For that sharpness, honing must be done under controlled blade angle, however, no prefabricated jig exists for honing knives on Tormek.  The Tormek universal support in horizontal position at the honing wheel has restricted working range, albeit enough for chisels, but not for longer blades like knives.
If you need a honing jig for knives, you have no choice but to make it yourself, and looking at Jan's last version of horizontal support, I see it as a prototype support for honing.

Just wonder if this approach is capable of bringing knife sharpness to this level?  - Diamaze-PSD-razor-blade-slicing-a-human-hair
https://www.youtube.com/watch?v=PNq4Oa1GwwE
;)

Jan

Quote from: stevebot on August 09, 2015, 11:45:08 PM
Larger means we detect it sooner, wasting less of the knife, assuming we check often during the sharpening process.

Thank you for the quick response, Steve! Now it gives me a good sense.  :)

Jan

Jan

#130
Quote from: wootz on August 10, 2015, 12:43:15 AM

For that sharpness, honing must be done under controlled blade angle, however, no prefabricated jig exists for honing knives on Tormek.  The Tormek universal support in horizontal position at the honing wheel has restricted working range, albeit enough for chisels, but not for longer blades like knives.
If you need a honing jig for knives, you have no choice but to make it yourself, and looking at Jan's last version of horizontal support, I see it as a prototype support for honing.



Point well taken, Vadim!  :)

My design, of the height-adjustable flat platform, will work well with the honing wheel, also. Just double flip the main framing square mount.

Far more practical would be to extend my main framing square mount by another arm parallel with the side of the honing wheel. So we would get a new, U-shaped square mount. This would allow grinding and honing, away from the edge, without any complicated platform adjustment.

Jan

Stickan


I find this post interesting and have followed it and I will add to this post that using the honing wheel freehand is easier than to sharpen freehand on the stone. The leather is very forgiving and gives a great edge, as long as you don't lift the blade to much and get a to steep angle so you round the edge.

With a platform you will/might bump into the stone with the tip or handle on chef's knives. Jan has an interesting idea about the U-form though.
Remember that the stone gets smaller during the years and the leather wheel stays the same.

When honing with the same ideas that are in this post, but freehand, and with a movement so you don't bump into the stone, the edge will get razor sharp.

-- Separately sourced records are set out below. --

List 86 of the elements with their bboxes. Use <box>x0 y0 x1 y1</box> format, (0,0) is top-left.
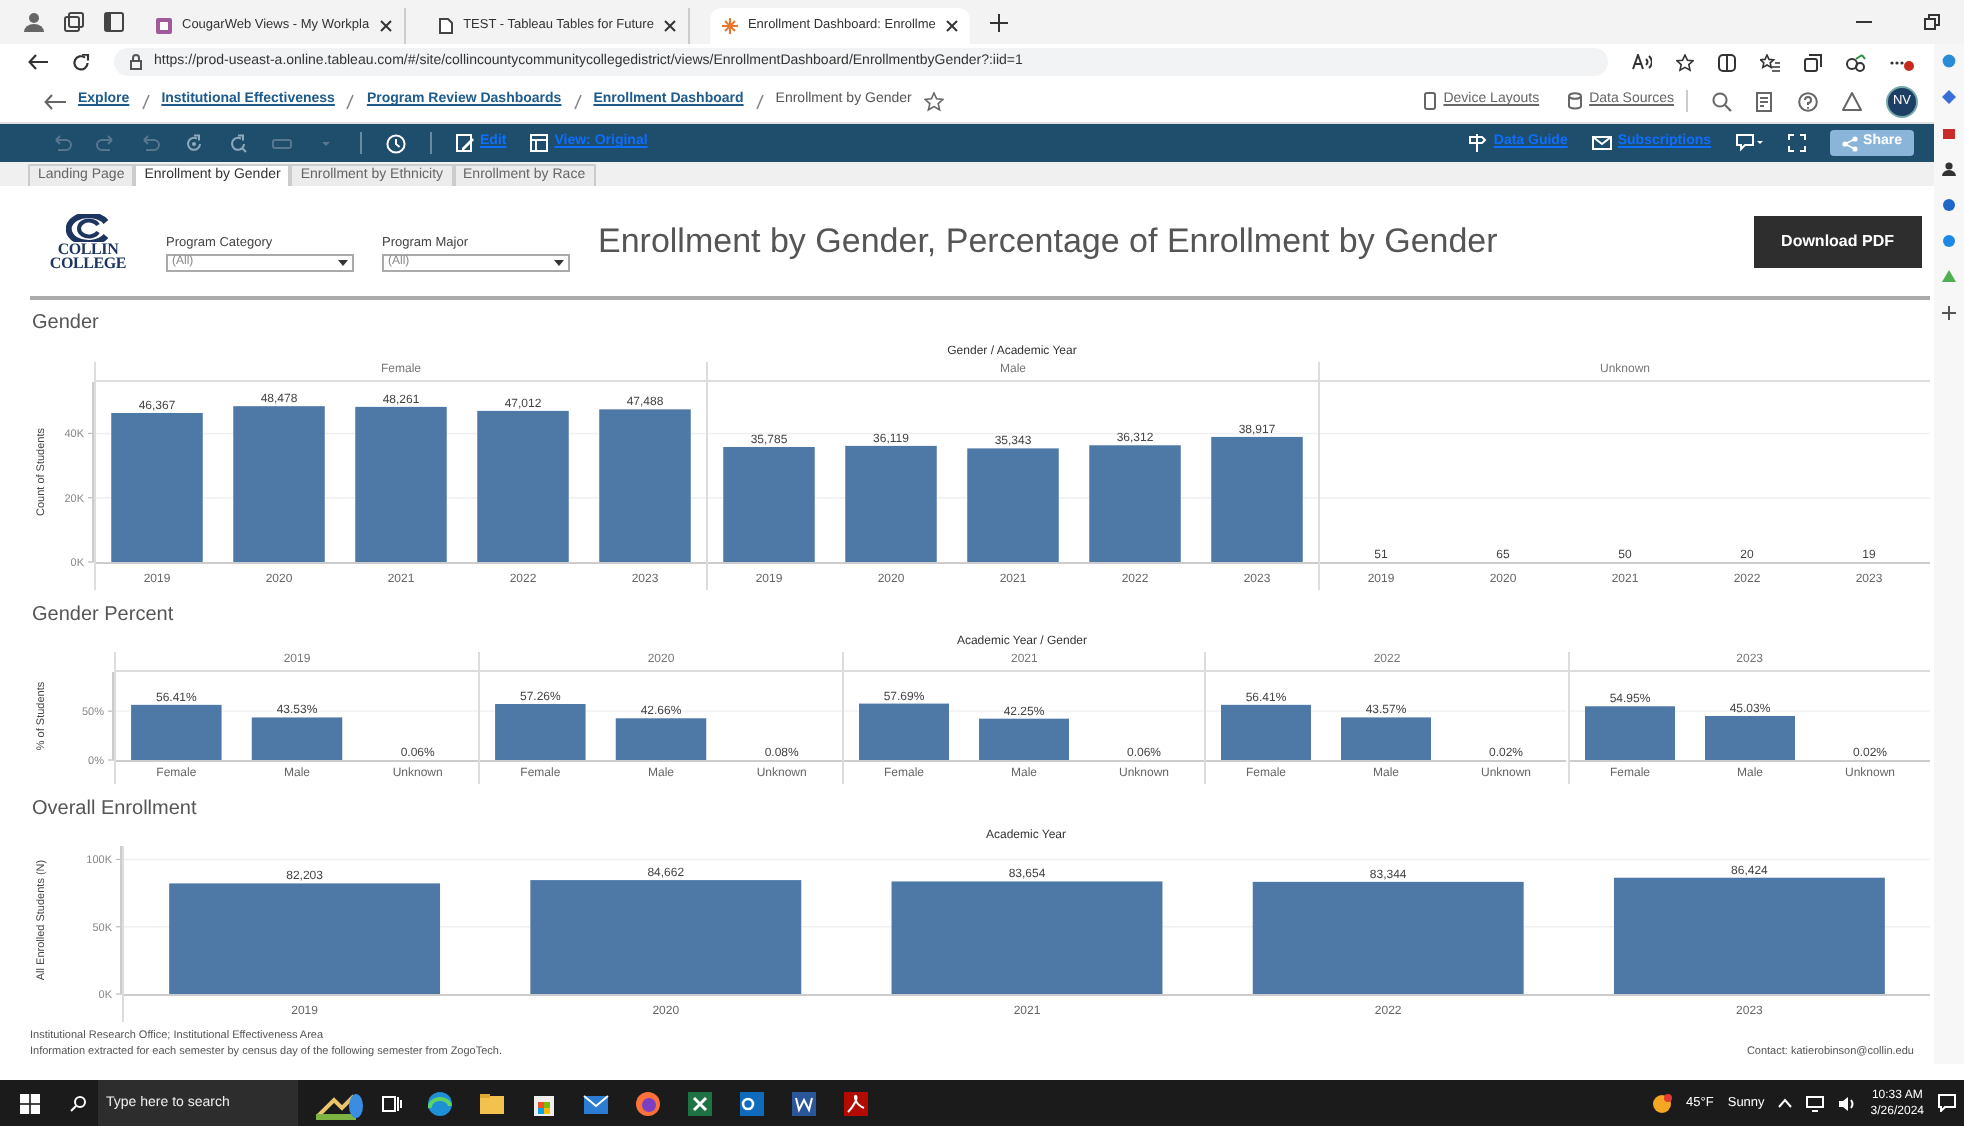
firefox-icon[interactable] <box>634 1089 662 1117</box>
view-icon <box>530 134 549 152</box>
caret-icon <box>338 259 348 266</box>
task-view-icon[interactable] <box>382 1093 402 1113</box>
refresh-icon[interactable] <box>72 53 90 71</box>
pdf-icon[interactable] <box>842 1089 870 1117</box>
star-icon[interactable] <box>1676 53 1694 71</box>
separator-icon <box>755 93 764 109</box>
close-icon[interactable] <box>379 20 392 32</box>
diamond-icon[interactable] <box>1942 90 1956 104</box>
edit-icon <box>456 134 474 152</box>
lock-icon <box>130 54 142 70</box>
folder-icon[interactable] <box>478 1089 506 1117</box>
signpost-icon <box>1467 134 1488 152</box>
bar <box>1341 717 1432 760</box>
favorites-icon[interactable] <box>1760 53 1780 71</box>
plus-icon[interactable] <box>1942 306 1956 320</box>
search-icon[interactable] <box>1712 91 1732 111</box>
tab-actions-icon[interactable] <box>104 12 124 32</box>
copilot-icon[interactable] <box>1942 54 1956 68</box>
section-title: Gender <box>30 310 101 338</box>
document-icon <box>437 18 454 34</box>
separator-icon <box>346 93 355 109</box>
bar <box>723 447 815 562</box>
help-icon[interactable] <box>1798 91 1818 111</box>
app-favicon <box>156 18 172 34</box>
logo-text: COLLEGE <box>49 255 127 269</box>
fullscreen-icon[interactable] <box>1787 134 1806 152</box>
bag-icon[interactable] <box>1942 126 1956 140</box>
collections-icon[interactable] <box>1804 53 1822 71</box>
logo-text: COLLIN <box>57 241 119 255</box>
windows-icon[interactable] <box>20 1093 40 1113</box>
bar <box>251 717 343 760</box>
circle-icon[interactable] <box>1942 198 1956 212</box>
bar <box>495 704 586 760</box>
phone-icon <box>1423 92 1436 110</box>
workspaces-icon[interactable] <box>64 12 84 32</box>
close-icon[interactable] <box>663 20 676 32</box>
envelope-icon <box>1591 134 1612 152</box>
dashboard-title: Enrollment by Gender, Percentage of Enrollment by Gender <box>598 219 1498 264</box>
circle-icon[interactable] <box>1942 234 1956 248</box>
person-icon[interactable] <box>1942 162 1956 176</box>
star-icon[interactable] <box>923 91 944 111</box>
spreadsheet-icon[interactable] <box>686 1089 714 1117</box>
section-title: Overall Enrollment <box>30 796 199 824</box>
bar <box>131 704 222 760</box>
separator-icon <box>141 93 150 109</box>
search-icon <box>70 1095 86 1111</box>
bar <box>859 703 949 760</box>
bar <box>1221 704 1312 760</box>
database-icon <box>1567 92 1582 110</box>
volume-icon[interactable] <box>1838 1095 1857 1111</box>
bar <box>1584 706 1675 760</box>
profile-icon[interactable] <box>24 12 44 32</box>
comment-icon[interactable] <box>1735 134 1764 152</box>
bar <box>1211 436 1303 562</box>
split-screen-icon[interactable] <box>1718 53 1736 71</box>
section-title: Gender Percent <box>30 602 176 630</box>
share-icon <box>1841 135 1858 151</box>
back-icon[interactable] <box>28 54 48 70</box>
bar <box>967 448 1059 562</box>
history-icon[interactable] <box>386 133 406 153</box>
download-pdf-button[interactable]: Download PDF <box>1753 215 1922 267</box>
document-icon[interactable] <box>790 1089 818 1117</box>
bar <box>845 445 937 562</box>
restore-icon[interactable] <box>1924 14 1940 30</box>
new-tab-icon[interactable] <box>989 13 1008 31</box>
extensions-icon[interactable] <box>1846 53 1866 71</box>
sparkle-icon <box>721 18 738 34</box>
logo-icon <box>66 213 110 241</box>
bar <box>615 718 707 760</box>
close-icon[interactable] <box>945 20 958 32</box>
tree-icon[interactable] <box>1942 270 1956 284</box>
back-icon[interactable] <box>44 93 66 109</box>
read-aloud-icon[interactable] <box>1632 54 1652 70</box>
network-icon[interactable] <box>1806 1095 1825 1111</box>
chevron-up-icon[interactable] <box>1778 1098 1793 1108</box>
bar <box>1704 715 1795 760</box>
bar <box>979 718 1069 760</box>
minimize-icon[interactable] <box>1856 20 1872 24</box>
browser-icon[interactable] <box>426 1089 454 1117</box>
caret-icon <box>554 259 564 266</box>
notification-icon[interactable] <box>1938 1094 1956 1112</box>
weather-icon <box>1652 1093 1673 1113</box>
separator-icon <box>573 93 582 109</box>
bar <box>1089 445 1181 562</box>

Sharpening with the stones direction will give a longer burr and it takes longer time to hone but it's easier to feel with the fingertips.
Sharpening towards the stones direction has a bonus that you use the water to see that you are holding the knife flat on the stone and the stone don't get uneven as fast, and you don't need to true it very often. It is also a bit faster but needs some more practise and caution so the knife don't catches edge of the stone.

Best,
Stig

Jan

Thank you for you statement, Stig.  :)
Your highly relevant point is very well taken!

Your views are especially important for the thoughts, concerning the emerging  U-shaped framing mount for sharpening and honing, away from the edge, without complicated flat platform adjustment.

Jan

Ken S

Good thoughts, Jan and Stig.

Steve,

Several posts have raised concern about the knife lifting while being sharpened with the wheel moving away from the knife. Should you please comment on this?

Thanks,

Ken

Herman Trivilino

Quote from: Jan on August 09, 2015, 04:18:25 PM
The secant (shown in blue) corresponding to the central angle 2*beta has also large potential for angle/platform adjustment.  ;)

Note that the blue line need not be a level line. It is in this case because the platform is level. But all of the geometry works the same if the platform is not level. One way of understanding this is to imagine rotating the entire apparatus until the blue line (platform) is level. When you do that the bevel angle remains unchanged.